Magnificent Look at Shakespeare & the Concept of Purgatory

I happened to be browsing through books the other day (as I am often wont to do) when the cover of this book caught my eye. It is detail from a painting by Hieronymus Bosch who happens to be one of my favorite painters. Then, when I saw the book was about Shakespeare, Hamlet and the concept of Purgatory, I was sold.Of course, need I mention the cliche about judging books by their covers and so on? There was no guarantee that I was going to like this book despite my attraction to its superficial accouterments. Still, sometimes you get lucky. This is a wonderful book.As a Catholic, the concept of Purgatory is an integral part of what I was taught about the afterlife. It was very interesting to see how the Christian view of the nature of Purgatory changed through time and how that view influenced (or, what is more likely, was influenced by) the literature of the Middle Ages.

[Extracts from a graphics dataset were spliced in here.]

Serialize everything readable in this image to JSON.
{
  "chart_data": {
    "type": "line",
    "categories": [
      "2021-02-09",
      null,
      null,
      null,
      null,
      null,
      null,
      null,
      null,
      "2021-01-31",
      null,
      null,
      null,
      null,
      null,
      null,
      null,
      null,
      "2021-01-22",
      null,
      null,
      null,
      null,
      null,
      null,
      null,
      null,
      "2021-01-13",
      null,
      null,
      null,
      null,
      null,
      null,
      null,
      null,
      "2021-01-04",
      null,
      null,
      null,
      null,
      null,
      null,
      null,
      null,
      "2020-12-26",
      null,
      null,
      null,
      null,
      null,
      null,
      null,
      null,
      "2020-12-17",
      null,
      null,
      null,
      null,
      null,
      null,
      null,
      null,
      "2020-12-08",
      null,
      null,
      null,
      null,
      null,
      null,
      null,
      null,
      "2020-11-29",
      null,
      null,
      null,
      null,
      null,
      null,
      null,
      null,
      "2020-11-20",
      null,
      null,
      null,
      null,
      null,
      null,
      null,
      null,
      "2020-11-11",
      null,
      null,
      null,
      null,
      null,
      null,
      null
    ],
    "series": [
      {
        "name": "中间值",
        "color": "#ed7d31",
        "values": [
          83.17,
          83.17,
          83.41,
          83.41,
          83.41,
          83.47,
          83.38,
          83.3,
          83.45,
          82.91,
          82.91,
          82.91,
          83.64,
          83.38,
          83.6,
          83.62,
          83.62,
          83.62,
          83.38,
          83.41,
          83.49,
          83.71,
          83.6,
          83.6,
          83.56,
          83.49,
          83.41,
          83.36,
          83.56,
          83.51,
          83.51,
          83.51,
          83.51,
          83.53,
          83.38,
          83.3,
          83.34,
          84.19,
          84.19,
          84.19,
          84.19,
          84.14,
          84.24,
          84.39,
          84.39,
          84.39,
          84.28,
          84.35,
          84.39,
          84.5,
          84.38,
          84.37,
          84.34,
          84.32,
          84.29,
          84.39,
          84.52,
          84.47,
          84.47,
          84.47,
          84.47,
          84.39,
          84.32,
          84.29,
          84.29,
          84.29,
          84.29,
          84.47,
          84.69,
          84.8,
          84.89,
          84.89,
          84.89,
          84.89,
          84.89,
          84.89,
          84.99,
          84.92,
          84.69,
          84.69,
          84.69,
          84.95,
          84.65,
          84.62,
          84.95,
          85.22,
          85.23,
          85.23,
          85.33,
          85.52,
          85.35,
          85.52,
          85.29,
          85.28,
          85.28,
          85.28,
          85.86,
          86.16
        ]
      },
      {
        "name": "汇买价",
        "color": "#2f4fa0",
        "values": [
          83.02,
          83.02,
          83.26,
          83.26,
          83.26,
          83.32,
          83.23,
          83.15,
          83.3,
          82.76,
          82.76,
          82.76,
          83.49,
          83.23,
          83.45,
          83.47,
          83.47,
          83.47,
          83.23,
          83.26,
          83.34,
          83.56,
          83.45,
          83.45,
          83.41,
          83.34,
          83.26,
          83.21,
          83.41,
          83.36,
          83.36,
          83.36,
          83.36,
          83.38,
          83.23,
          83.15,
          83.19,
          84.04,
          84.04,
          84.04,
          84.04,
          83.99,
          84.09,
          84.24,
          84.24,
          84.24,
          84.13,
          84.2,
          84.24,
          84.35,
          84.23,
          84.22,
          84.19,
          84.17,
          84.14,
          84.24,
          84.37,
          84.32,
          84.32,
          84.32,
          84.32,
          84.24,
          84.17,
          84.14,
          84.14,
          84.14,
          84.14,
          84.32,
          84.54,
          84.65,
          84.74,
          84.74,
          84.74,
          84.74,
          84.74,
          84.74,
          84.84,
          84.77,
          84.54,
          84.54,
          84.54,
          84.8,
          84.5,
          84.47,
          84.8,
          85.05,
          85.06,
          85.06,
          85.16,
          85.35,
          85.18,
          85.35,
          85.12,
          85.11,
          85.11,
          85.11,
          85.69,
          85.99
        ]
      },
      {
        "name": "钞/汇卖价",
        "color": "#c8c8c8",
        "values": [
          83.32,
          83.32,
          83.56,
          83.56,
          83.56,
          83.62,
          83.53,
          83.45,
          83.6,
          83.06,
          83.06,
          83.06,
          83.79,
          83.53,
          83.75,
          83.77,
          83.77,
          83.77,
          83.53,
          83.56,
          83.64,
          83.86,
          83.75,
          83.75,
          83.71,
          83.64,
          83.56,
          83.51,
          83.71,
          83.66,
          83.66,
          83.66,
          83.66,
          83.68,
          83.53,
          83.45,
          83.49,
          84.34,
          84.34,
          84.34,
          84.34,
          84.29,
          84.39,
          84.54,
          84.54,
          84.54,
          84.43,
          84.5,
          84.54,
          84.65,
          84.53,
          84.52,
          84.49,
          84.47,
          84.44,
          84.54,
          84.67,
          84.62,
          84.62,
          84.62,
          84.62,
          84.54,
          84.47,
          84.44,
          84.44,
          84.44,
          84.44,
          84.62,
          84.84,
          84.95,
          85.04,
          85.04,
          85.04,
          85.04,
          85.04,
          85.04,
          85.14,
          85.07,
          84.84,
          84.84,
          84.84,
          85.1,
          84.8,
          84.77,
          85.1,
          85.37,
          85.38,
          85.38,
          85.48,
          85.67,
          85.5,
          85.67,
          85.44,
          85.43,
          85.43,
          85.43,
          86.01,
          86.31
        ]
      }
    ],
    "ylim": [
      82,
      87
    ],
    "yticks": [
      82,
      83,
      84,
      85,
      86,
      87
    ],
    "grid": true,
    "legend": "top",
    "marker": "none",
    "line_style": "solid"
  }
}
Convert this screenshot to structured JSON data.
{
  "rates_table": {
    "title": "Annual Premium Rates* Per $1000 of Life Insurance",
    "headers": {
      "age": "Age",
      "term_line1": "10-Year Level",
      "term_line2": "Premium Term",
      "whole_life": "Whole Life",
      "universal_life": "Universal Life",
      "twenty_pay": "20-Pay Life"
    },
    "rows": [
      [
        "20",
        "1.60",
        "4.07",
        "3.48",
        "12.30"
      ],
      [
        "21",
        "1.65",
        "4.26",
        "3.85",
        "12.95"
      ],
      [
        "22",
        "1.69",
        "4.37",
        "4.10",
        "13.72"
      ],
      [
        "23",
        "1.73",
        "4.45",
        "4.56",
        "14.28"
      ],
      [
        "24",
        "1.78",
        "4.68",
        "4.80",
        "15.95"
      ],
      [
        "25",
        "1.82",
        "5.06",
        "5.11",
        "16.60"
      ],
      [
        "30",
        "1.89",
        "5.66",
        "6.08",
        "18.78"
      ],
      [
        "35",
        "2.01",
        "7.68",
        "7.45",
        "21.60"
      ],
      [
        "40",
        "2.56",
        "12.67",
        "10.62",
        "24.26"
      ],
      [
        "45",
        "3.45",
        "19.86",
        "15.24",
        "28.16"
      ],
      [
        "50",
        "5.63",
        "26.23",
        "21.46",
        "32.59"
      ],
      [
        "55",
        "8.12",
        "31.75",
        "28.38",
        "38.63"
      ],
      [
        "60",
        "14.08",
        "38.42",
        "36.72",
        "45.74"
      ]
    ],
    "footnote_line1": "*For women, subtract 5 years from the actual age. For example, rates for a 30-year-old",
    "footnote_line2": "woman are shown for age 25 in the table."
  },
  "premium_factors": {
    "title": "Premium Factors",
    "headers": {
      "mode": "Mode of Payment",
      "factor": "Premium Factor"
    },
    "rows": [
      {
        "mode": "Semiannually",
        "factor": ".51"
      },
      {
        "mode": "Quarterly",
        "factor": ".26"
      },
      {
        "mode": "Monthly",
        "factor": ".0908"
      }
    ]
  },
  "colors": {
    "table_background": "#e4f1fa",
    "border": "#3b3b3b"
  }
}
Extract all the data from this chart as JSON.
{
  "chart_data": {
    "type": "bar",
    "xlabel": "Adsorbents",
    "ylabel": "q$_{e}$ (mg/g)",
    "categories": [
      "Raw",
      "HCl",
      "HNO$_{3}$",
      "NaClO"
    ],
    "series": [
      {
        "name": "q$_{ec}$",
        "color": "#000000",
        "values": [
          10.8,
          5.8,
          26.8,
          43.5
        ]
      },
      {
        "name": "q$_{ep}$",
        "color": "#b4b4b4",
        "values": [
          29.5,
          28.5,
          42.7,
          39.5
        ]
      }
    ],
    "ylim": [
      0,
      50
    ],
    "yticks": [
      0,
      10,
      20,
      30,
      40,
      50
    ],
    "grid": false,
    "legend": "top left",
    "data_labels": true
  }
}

Greenblatt examines a number of ballads and other pieces from as early as the 11th & 12th centuries to show the change of Purgatory from a relatively restful place of waiting into a vicious hell with a time limit.By Shakespeare's time, of course, the Protestant Reformation had taken issue with the many abuses of the Church with respect to Purgatory (particularly indulgences) and all but eliminated Purgatory as part of the revised dogma. Still, as Greenblatt points out, the concept and the human feelings it addresses with respect to the afterlife cannot be eliminated by religious pronouncement. It finds its way into many of Shakespeare's plays in various guises. The spirits and ghosts that populate many of the plays are an instance as is the mention of chantries and "poor in yearly pay" of Henry V to name but a few. The clearest and highest development, however, is the appearance of the ghost in Hamlet.Greenblatt develops his ideas about the ghost in Hamlet in the last chapter of the book but this is just the peak of a wonderfully perceptive analysis of this aspect of influences on English literature. Anyone with any interest in the development of religion, the development of early English literature and/or Shakespeare should definitely take a look at this book.